I told about this journey and about Kishen in general to my one friend, rather a girlfriend in the medical college. She heard about Kishen with plenty of interest. When we met the next time, she declared, “I have read about people of the ilk of your friend. Such people have a natural destructive tendency.” I laughed and asked her to read more about the habits cultivated by people like Kishen.
Kishen and I stayed in Pimpri. Kishen always complained that it was a long way to reach Pune city from there. Later one Sunday we reached Khadki to find a rented room for him. The room Kishen selected was in the midst of Khadki market. The place was little clumsy, but was close to bus stand. Kishen selected the top floor room, as the other vacant room was on ground floor. The 5 story building was surrounded on 3 sides by subzi and fruit vendors. Cows could freely walk anywhere in the market. Kishen didn’t mind the climbing to fifth floor so as to avoid immediate proximity to the subzi market.
In Pune, winters are not as intense as in the north. But a little bit of cold is not unusual.
So one cold morning, I switched on the TV only to find a handcuffed Kishen being led by police from his Khadki room. Channel after channel in TV I changed in my shock and learnt that Kishen was a terrorist participating in plan of an attack on Ammunition Factory, Khadki, the boundary walls of which were just a narrow gully apart from the Khadki subzi market.
As per TV reports, Kishen had taken photographs of ammunition factory interiors from his five story high perch and had fitted these in a general layout of that area showing the schools, post office, main road and Sivajinagar. A diary was also confiscated where he had had written something that hinted a plan of striking the factory with an aircraft on the lines of American building attack. The TV screen showed that page of the diary on the screen;
‘They are all destined to die now that the aircraft has nosedived and is decidedly inoperative in the air at 8000ft from ground. It is falling like a dead bird just above the ammunition factory. The dead vehicle with trapped living souls is taking them fast to the doom in compliance to their luck that nature has in the works for them. The nature has decided to change the course of these trapped monsoon winds, which were proceeding on their trajectory to form clouds of rains. The cursed winds of monsoon are now led to a nihility where they are to atrophy and become lost into a big void. Oh God, won’t you pardon my sin. I did my part for the money that is needed by my destitute people to survive.’
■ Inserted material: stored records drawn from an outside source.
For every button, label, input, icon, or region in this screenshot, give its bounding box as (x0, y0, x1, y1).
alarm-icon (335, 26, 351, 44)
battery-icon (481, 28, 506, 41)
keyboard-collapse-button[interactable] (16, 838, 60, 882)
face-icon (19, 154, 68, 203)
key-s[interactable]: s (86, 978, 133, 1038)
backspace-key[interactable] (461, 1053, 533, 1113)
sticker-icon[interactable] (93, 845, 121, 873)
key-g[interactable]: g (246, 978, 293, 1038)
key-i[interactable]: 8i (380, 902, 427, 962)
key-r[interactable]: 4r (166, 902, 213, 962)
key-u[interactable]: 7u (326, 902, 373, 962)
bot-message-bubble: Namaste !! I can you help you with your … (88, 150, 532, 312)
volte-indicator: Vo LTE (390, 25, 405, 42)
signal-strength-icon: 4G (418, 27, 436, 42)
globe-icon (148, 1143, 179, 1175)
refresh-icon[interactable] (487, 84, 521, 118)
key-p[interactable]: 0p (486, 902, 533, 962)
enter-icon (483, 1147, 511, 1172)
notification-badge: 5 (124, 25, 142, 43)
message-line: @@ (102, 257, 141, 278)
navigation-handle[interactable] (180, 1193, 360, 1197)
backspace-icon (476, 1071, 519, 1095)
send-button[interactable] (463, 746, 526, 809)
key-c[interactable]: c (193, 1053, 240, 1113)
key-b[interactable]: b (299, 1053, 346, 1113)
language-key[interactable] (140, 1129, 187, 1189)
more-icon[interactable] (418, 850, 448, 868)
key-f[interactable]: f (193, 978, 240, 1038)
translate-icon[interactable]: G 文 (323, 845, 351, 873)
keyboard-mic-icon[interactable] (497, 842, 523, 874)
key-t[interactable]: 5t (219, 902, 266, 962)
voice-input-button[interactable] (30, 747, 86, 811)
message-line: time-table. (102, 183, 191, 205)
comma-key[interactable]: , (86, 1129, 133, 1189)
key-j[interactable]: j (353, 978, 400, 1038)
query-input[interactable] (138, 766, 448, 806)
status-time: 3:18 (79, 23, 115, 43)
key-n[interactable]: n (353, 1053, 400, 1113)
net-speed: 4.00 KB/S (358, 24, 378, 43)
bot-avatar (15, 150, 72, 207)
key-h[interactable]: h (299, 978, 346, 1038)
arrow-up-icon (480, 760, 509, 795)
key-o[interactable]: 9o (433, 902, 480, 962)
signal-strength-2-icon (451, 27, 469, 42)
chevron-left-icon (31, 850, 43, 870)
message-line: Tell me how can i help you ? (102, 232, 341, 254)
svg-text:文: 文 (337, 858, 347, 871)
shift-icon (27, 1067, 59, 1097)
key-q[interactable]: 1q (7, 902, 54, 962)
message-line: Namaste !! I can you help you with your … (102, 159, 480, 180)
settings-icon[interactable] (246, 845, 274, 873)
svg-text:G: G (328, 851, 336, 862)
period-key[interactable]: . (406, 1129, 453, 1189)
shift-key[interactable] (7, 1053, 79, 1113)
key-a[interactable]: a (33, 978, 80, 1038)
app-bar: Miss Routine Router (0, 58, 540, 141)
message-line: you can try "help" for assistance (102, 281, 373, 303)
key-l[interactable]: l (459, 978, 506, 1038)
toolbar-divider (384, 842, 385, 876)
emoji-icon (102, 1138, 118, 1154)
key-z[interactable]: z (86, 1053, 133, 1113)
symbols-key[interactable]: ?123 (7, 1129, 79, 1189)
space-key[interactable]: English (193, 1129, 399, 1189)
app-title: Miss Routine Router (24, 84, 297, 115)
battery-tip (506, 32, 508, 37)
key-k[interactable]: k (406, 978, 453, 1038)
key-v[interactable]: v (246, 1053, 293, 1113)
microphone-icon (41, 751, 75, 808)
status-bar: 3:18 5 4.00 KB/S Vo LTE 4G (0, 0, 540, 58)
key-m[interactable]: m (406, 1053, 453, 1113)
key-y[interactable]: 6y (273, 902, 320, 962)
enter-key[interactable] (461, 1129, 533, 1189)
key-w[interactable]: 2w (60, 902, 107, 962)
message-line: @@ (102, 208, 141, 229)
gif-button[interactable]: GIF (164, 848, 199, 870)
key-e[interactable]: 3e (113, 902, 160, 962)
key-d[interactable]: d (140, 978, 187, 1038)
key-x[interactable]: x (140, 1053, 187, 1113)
They showed him on the screen again for a short time with camera’s lens focusing only on him. I looked closely at his face, hands and feet to see any signs of bruises or torture or even a conflict between him and the police, but found none. Then suddenly, a hair of a smile crept on his face, which was immediately withdrawn by him. Now he again looked as before, a criminal nabbed by the police in time. A tiny drop of miscible colorless medicine dropped unseeingly and disappeared into a void in the water of the glass beneath, was his smile, which was caught by me alone.